Sevmeyen kişi ise, birkaç becerisi ve
yapacağı işler olsa da, her şeyi saklamaktadır. O,
talantları veren efendinin, çalışanlara karşı cömert
olduğunu gördüğü an, kendi tembelliğini korumaya
çalışmaktadır. Bu şekilde kendi hatasını
arttırmaktadır. Sevgisiz olmasının yanında alçakgönüllü
olmadığını da gösterir. Kibirliği sebebiyle ona talant
emanet eden efendisini suçlamaya kadar götürülür: Onu sert olmakla suçlar. Biz
biliyoruz ki kibir kadar hiçbir şey üzemez ve acı veremez.

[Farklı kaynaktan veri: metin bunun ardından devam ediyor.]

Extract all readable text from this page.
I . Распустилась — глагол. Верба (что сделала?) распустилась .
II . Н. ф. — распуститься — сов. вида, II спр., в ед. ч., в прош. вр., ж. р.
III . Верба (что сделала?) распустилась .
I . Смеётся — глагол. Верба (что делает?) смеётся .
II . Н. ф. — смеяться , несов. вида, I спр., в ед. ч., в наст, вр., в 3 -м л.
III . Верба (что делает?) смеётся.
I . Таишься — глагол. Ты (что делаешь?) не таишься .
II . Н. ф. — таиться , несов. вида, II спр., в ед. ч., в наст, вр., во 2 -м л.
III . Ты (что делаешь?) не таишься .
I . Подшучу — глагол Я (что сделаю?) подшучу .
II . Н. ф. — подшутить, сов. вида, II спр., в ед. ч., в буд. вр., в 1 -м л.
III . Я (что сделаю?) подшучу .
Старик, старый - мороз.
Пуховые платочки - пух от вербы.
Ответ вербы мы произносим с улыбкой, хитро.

Bu hikaye öğrenciler için anlatıldı.
İsa bu dünyadan ayrılacağı zaman için, onları
hazırlamaktadır. Onlar ne durgun, ne ümitsiz ne de hayal
kırıklığına uğramış olmaları
gerekiyor. O’nu, alçakgönüllülükle severek yaşamaya devam edebilirler ve
Ondan bolca sevgi alacaklardır. İsa daima
yanlarındaymış gibi yaşayacaklardır. Kendileri için
değil de, O’nun için yaşayacaklardır. O geri döneceğine söz
veriyor. Onları hiç unutmayacak ve beklentilerinin çok üstünde
onların gayretlerine değer verecektir.
Aziz Pavlus da, Selaniklilere mektubunda
İsa’nın bu dönüşünden bahsetmektedir. Kim
yaşamını düşüncesizce, sorumluluk taşımadan,
hiçbir şey olmayacakmış gibi yaşarsa her şeyin
hesabını soran gelince, şaşıracak. Kim egoizminde
kalıyorsa ve Nuh’un zamanında yaşayanlar gibi, şunu
diyorsa, “Huzur ve güven var”, başı
belada olacaktır. Huzur ve güven, ne dünyevi zenginliklere ne de kendi
işine veya eğlencelere dayanabilir. Bunlar sadece huzur hayali
verirler. Gerçek huzur ve barış daima Allah’ın Oğlu
İsa’ya yönelerek bulunur. Kim O’na yönelik yaşıyorsa,
güvendedir. O’na yönelik yaşayan da, erdemli kadın gibi, güçlü ve
hikmetlidir, kendisini düşünmez, eşiyle ve fakirlerle ilgilenir.